Calculus without limits

# Do we need infinity?

In the new Netflix documentary “a trip to infinity” the question of quantum space comes up. It is interesting to see Brian Green (the famous TV star covering about quantum gravity, big bang, fabric of the cosmos elegant universe or string theory) now seems have been converted to the “finite discrete” side (advocated by Carlo Rovelli, an other host to “a trip to infinity”.

One should add that there is absolutely no experimental evidence for a discrete space time. The speculation that space or time are discrete are speculations like the guess of Democritus (based on empirical inability to crush sand arbitrary much). We have not been able to perform any experiment showing some kind of granular space time structure. It is likely by analogy from matter, were atoms emerged and by looking at the mathematics of quantum mechanics.

The question whether space or time have some discreteness might never be settled simply because even if experiments would indicate a Planck scale discreteness, it could happen that on a scale like $10^{-100}$ the continuum again would rule. Better than asking whether space or time is continuous or not is the question, whether it is continuous in a particular scale.

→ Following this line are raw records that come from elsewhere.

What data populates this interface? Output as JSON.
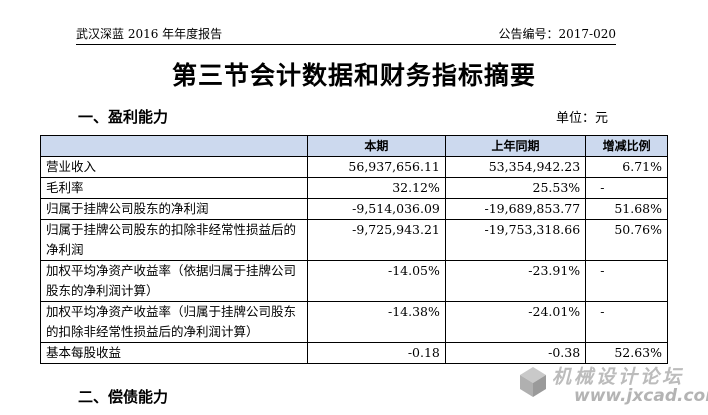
{
  "header": {
    "report_name": "武汉深蓝 2016 年年度报告",
    "announcement_no": "公告编号：2017-020"
  },
  "title": "第三节会计数据和财务指标摘要",
  "section1": {
    "heading": "一、盈利能力",
    "unit": "单位：元"
  },
  "table": {
    "headers": [
      "",
      "本期",
      "上年同期",
      "增减比例"
    ],
    "rows": [
      {
        "label": "营业收入",
        "current": "56,937,656.11",
        "previous": "53,354,942.23",
        "change": "6.71%"
      },
      {
        "label": "毛利率",
        "current": "32.12%",
        "previous": "25.53%",
        "change": "-"
      },
      {
        "label": "归属于挂牌公司股东的净利润",
        "current": "-9,514,036.09",
        "previous": "-19,689,853.77",
        "change": "51.68%"
      },
      {
        "label": "归属于挂牌公司股东的扣除非经常性损益后的净利润",
        "current": "-9,725,943.21",
        "previous": "-19,753,318.66",
        "change": "50.76%"
      },
      {
        "label": "加权平均净资产收益率（依据归属于挂牌公司股东的净利润计算）",
        "current": "-14.05%",
        "previous": "-23.91%",
        "change": "-"
      },
      {
        "label": "加权平均净资产收益率（归属于挂牌公司股东的扣除非经常性损益后的净利润计算）",
        "current": "-14.38%",
        "previous": "-24.01%",
        "change": "-"
      },
      {
        "label": "基本每股收益",
        "current": "-0.18",
        "previous": "-0.38",
        "change": "52.63%"
      }
    ]
  },
  "section2": {
    "heading": "二、偿债能力"
  },
  "watermark": {
    "text": "机械设计论坛",
    "url": "www.jxcad.com"
  }
}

I myself am interested in the much more reasonable question “do we need infinity?” This is what this blog essentially is all about. If we look at a mathematical structure which needs infinity, we can ask ourselfs from a pure engineering or artistic point of view, whether it is not more practical (this is the engineering part) or more elegant (this is the artistic part) to forget about infinity. The netflix movie features quite a few mathematicians and none actually made the point for infinity. Only Steven Strogatz told that he feels comfortable with infinity. Actually, this is the feeling of almost everybody, from kids to students to professional mathematicians. We all feel that a circle is more natural than a polygon. If you look at a polygon, you have to specify a number, you have less symmetry. On the other hand, if you look at planar geometry in which circles are an important part, we can do all what Euclid did using finitely many symbols in a symbolic way. If we give an equation for a circle, then this is a finite algebraic expression. We do not need involve infinity. Every single theorem in Euclid can be verified in a finite formal world. The question whether the actual space is infinite never really comes up.